Her lawyer said the 60,000 euros ($65,000) she received from the government was a drop in the bucket compared with what the program needed. It operated out of an apartment and used university students instead of trained professionals to counsel families of young people who had left for Syria, according to testimony.

As for the prison program that segregated potential extremists, it was barely off the ground when a guard was stabbed late last year by an inmate described as deeply radicalized.

Meanwhile, in February, the last occupant of a group home in the Loire Valley wine country that was supposed to rehabilitate extremists was convicted of advocating terrorism.

Residents of the area, who were promised before the group home opened in September that none of the occupants posed a danger, were infuriated to learn that one young man was linked to the same jihadi network as one of the suicide bombers who attacked the Bataclan concert hall in Paris in November 2015.

With a capacity of 25, the manor house never had more than nine voluntary participants at any given time since its launch in September. It is now empty, and the government is focusing its resources instead on prevention.

In a government-endorsed effort to discourage radicalization, 600 high school students in the northern city of Lens were taken recently to a performance of "Djihad," a play about three young Muslims who come to regret their decision to go to Syria but who also feel rejected by Europe.

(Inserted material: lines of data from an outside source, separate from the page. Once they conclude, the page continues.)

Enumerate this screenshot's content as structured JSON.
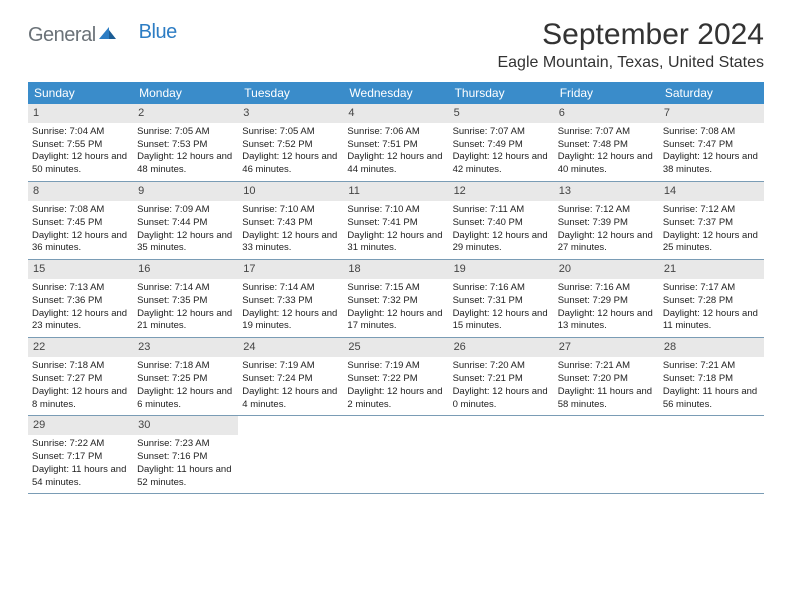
{
  "brand": {
    "part1": "General",
    "part2": "Blue"
  },
  "title": "September 2024",
  "location": "Eagle Mountain, Texas, United States",
  "colors": {
    "header_bg": "#3a8cca",
    "header_text": "#ffffff",
    "daynum_bg": "#e8e8e8",
    "week_border": "#7a9cb5",
    "brand_gray": "#6b7278",
    "brand_blue": "#2d7dc4"
  },
  "day_names": [
    "Sunday",
    "Monday",
    "Tuesday",
    "Wednesday",
    "Thursday",
    "Friday",
    "Saturday"
  ],
  "days": [
    {
      "n": 1,
      "sr": "7:04 AM",
      "ss": "7:55 PM",
      "dl": "12 hours and 50 minutes."
    },
    {
      "n": 2,
      "sr": "7:05 AM",
      "ss": "7:53 PM",
      "dl": "12 hours and 48 minutes."
    },
    {
      "n": 3,
      "sr": "7:05 AM",
      "ss": "7:52 PM",
      "dl": "12 hours and 46 minutes."
    },
    {
      "n": 4,
      "sr": "7:06 AM",
      "ss": "7:51 PM",
      "dl": "12 hours and 44 minutes."
    },
    {
      "n": 5,
      "sr": "7:07 AM",
      "ss": "7:49 PM",
      "dl": "12 hours and 42 minutes."
    },
    {
      "n": 6,
      "sr": "7:07 AM",
      "ss": "7:48 PM",
      "dl": "12 hours and 40 minutes."
    },
    {
      "n": 7,
      "sr": "7:08 AM",
      "ss": "7:47 PM",
      "dl": "12 hours and 38 minutes."
    },
    {
      "n": 8,
      "sr": "7:08 AM",
      "ss": "7:45 PM",
      "dl": "12 hours and 36 minutes."
    },
    {
      "n": 9,
      "sr": "7:09 AM",
      "ss": "7:44 PM",
      "dl": "12 hours and 35 minutes."
    },
    {
      "n": 10,
      "sr": "7:10 AM",
      "ss": "7:43 PM",
      "dl": "12 hours and 33 minutes."
    },
    {
      "n": 11,
      "sr": "7:10 AM",
      "ss": "7:41 PM",
      "dl": "12 hours and 31 minutes."
    },
    {
      "n": 12,
      "sr": "7:11 AM",
      "ss": "7:40 PM",
      "dl": "12 hours and 29 minutes."
    },
    {
      "n": 13,
      "sr": "7:12 AM",
      "ss": "7:39 PM",
      "dl": "12 hours and 27 minutes."
    },
    {
      "n": 14,
      "sr": "7:12 AM",
      "ss": "7:37 PM",
      "dl": "12 hours and 25 minutes."
    },
    {
      "n": 15,
      "sr": "7:13 AM",
      "ss": "7:36 PM",
      "dl": "12 hours and 23 minutes."
    },
    {
      "n": 16,
      "sr": "7:14 AM",
      "ss": "7:35 PM",
      "dl": "12 hours and 21 minutes."
    },
    {
      "n": 17,
      "sr": "7:14 AM",
      "ss": "7:33 PM",
      "dl": "12 hours and 19 minutes."
    },
    {
      "n": 18,
      "sr": "7:15 AM",
      "ss": "7:32 PM",
      "dl": "12 hours and 17 minutes."
    },
    {
      "n": 19,
      "sr": "7:16 AM",
      "ss": "7:31 PM",
      "dl": "12 hours and 15 minutes."
    },
    {
      "n": 20,
      "sr": "7:16 AM",
      "ss": "7:29 PM",
      "dl": "12 hours and 13 minutes."
    },
    {
      "n": 21,
      "sr": "7:17 AM",
      "ss": "7:28 PM",
      "dl": "12 hours and 11 minutes."
    },
    {
      "n": 22,
      "sr": "7:18 AM",
      "ss": "7:27 PM",
      "dl": "12 hours and 8 minutes."
    },
    {
      "n": 23,
      "sr": "7:18 AM",
      "ss": "7:25 PM",
      "dl": "12 hours and 6 minutes."
    },
    {
      "n": 24,
      "sr": "7:19 AM",
      "ss": "7:24 PM",
      "dl": "12 hours and 4 minutes."
    },
    {
      "n": 25,
      "sr": "7:19 AM",
      "ss": "7:22 PM",
      "dl": "12 hours and 2 minutes."
    },
    {
      "n": 26,
      "sr": "7:20 AM",
      "ss": "7:21 PM",
      "dl": "12 hours and 0 minutes."
    },
    {
      "n": 27,
      "sr": "7:21 AM",
      "ss": "7:20 PM",
      "dl": "11 hours and 58 minutes."
    },
    {
      "n": 28,
      "sr": "7:21 AM",
      "ss": "7:18 PM",
      "dl": "11 hours and 56 minutes."
    },
    {
      "n": 29,
      "sr": "7:22 AM",
      "ss": "7:17 PM",
      "dl": "11 hours and 54 minutes."
    },
    {
      "n": 30,
      "sr": "7:23 AM",
      "ss": "7:16 PM",
      "dl": "11 hours and 52 minutes."
    }
  ],
  "first_weekday_offset": 0,
  "labels": {
    "sunrise": "Sunrise:",
    "sunset": "Sunset:",
    "daylight": "Daylight:"
  }
}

The play, which uses comedy to reach an audience often impervious to the preaching of adults, opened days before the attacks on Charlie Hebdo and the Hyper Cacher grocery store. It has been running ever since. Its current home theater is in Paris, across the street from La Bonne Biere bar, which was attacked in November 2015.

Playwright Ismail Saidi is a native of the Molenbeek neighborhood in Brussels that was home to many of the attackers who struck Paris that night, including the ringleader of the Islamic State cell and the only attacker known to have survived, now awaiting trial in France.

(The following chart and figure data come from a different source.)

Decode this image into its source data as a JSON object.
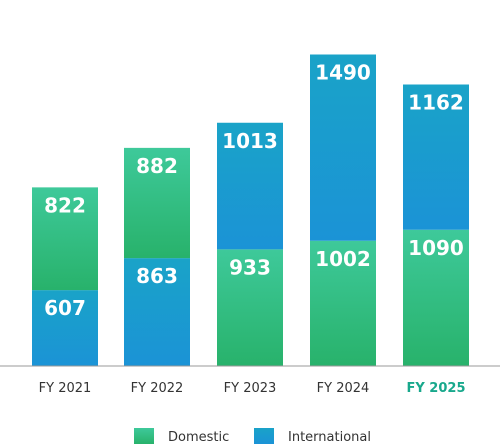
{
  "chart_data": {
    "type": "bar",
    "stacked": true,
    "categories": [
      "FY 2021",
      "FY 2022",
      "FY 2023",
      "FY 2024",
      "FY 2025"
    ],
    "highlight_category": "FY 2025",
    "segments": [
      [
        {
          "series": "International",
          "value": 607,
          "label": "607"
        },
        {
          "series": "Domestic",
          "value": 822,
          "label": "822"
        }
      ],
      [
        {
          "series": "International",
          "value": 863,
          "label": "863"
        },
        {
          "series": "Domestic",
          "value": 882,
          "label": "882"
        }
      ],
      [
        {
          "series": "Domestic",
          "value": 933,
          "label": "933"
        },
        {
          "series": "International",
          "value": 1013,
          "label": "1013"
        }
      ],
      [
        {
          "series": "Domestic",
          "value": 1002,
          "label": "1002"
        },
        {
          "series": "International",
          "value": 1490,
          "label": "1490"
        }
      ],
      [
        {
          "series": "Domestic",
          "value": 1090,
          "label": "1090"
        },
        {
          "series": "International",
          "value": 1162,
          "label": "1162"
        }
      ]
    ],
    "series": [
      {
        "name": "Domestic",
        "color": "#2fb67c"
      },
      {
        "name": "International",
        "color": "#1a9bcc"
      }
    ],
    "title": "",
    "xlabel": "",
    "ylabel": "",
    "grid": false,
    "legend_position": "bottom-center",
    "highlight_color": "#18a88c"
  }
}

"There is not one single solution, because each of these people is a particular case. Each one has his own path that led him to this place," said Florian Chauvet, one of the lead actors in "Djihad." ''It's a question of what French society is failing to provide to these young people that they say, 'My life has no meaning here, so I'm going to try to find meaning in my death.'"

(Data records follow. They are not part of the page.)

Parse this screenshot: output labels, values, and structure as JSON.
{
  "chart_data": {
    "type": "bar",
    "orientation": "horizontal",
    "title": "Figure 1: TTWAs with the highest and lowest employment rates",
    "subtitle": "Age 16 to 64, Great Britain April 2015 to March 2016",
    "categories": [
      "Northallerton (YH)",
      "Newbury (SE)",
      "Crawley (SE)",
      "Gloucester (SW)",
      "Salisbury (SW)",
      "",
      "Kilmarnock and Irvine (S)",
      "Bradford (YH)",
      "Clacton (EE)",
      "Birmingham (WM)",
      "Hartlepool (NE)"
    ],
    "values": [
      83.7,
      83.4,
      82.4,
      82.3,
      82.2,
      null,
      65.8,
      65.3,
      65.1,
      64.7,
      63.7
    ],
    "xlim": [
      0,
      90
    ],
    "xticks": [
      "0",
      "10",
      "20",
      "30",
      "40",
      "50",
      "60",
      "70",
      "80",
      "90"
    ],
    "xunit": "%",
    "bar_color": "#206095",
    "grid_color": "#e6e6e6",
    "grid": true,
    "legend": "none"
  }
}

The hope is that the story will raise doubts in the minds of anyone considering the same course.

France has seen more of its citizens join extremist groups in Syria and Iraq than any other country in Europe. Around 2,000 left in total, and about 700 are still in the war zone. But where dozens at a time were leaving in 2014 and 2015, only a few left last year.

But Muriel Domenach, who leads the new effort to reboot France's anti-radicalization initiative, attributes the drop as much to the Islamic State group's battlefield losses as to anything else.

"The best counter-narrative is military victory, to start with. With military victory, Daesh would lose a lot of its dark allure," she said, referring to the group by its Arabic acronym.

France continues to monitor 2,400 people it considers at risk for radicalization and 1,000 families. Domenach is concentrating on the use of community youth centers and respected local figures instead of speeches from ranking government officials to reach young people long before they turn against their country. Once they do, she said, it is all but too late.

"I'm not a strong believer in de-radicalization. I'm not a strong believer in deprogramming someone," she said. "I don't think that such a thing as creating a new man or a new woman ever worked. I don't think you make someone come back to the way they were."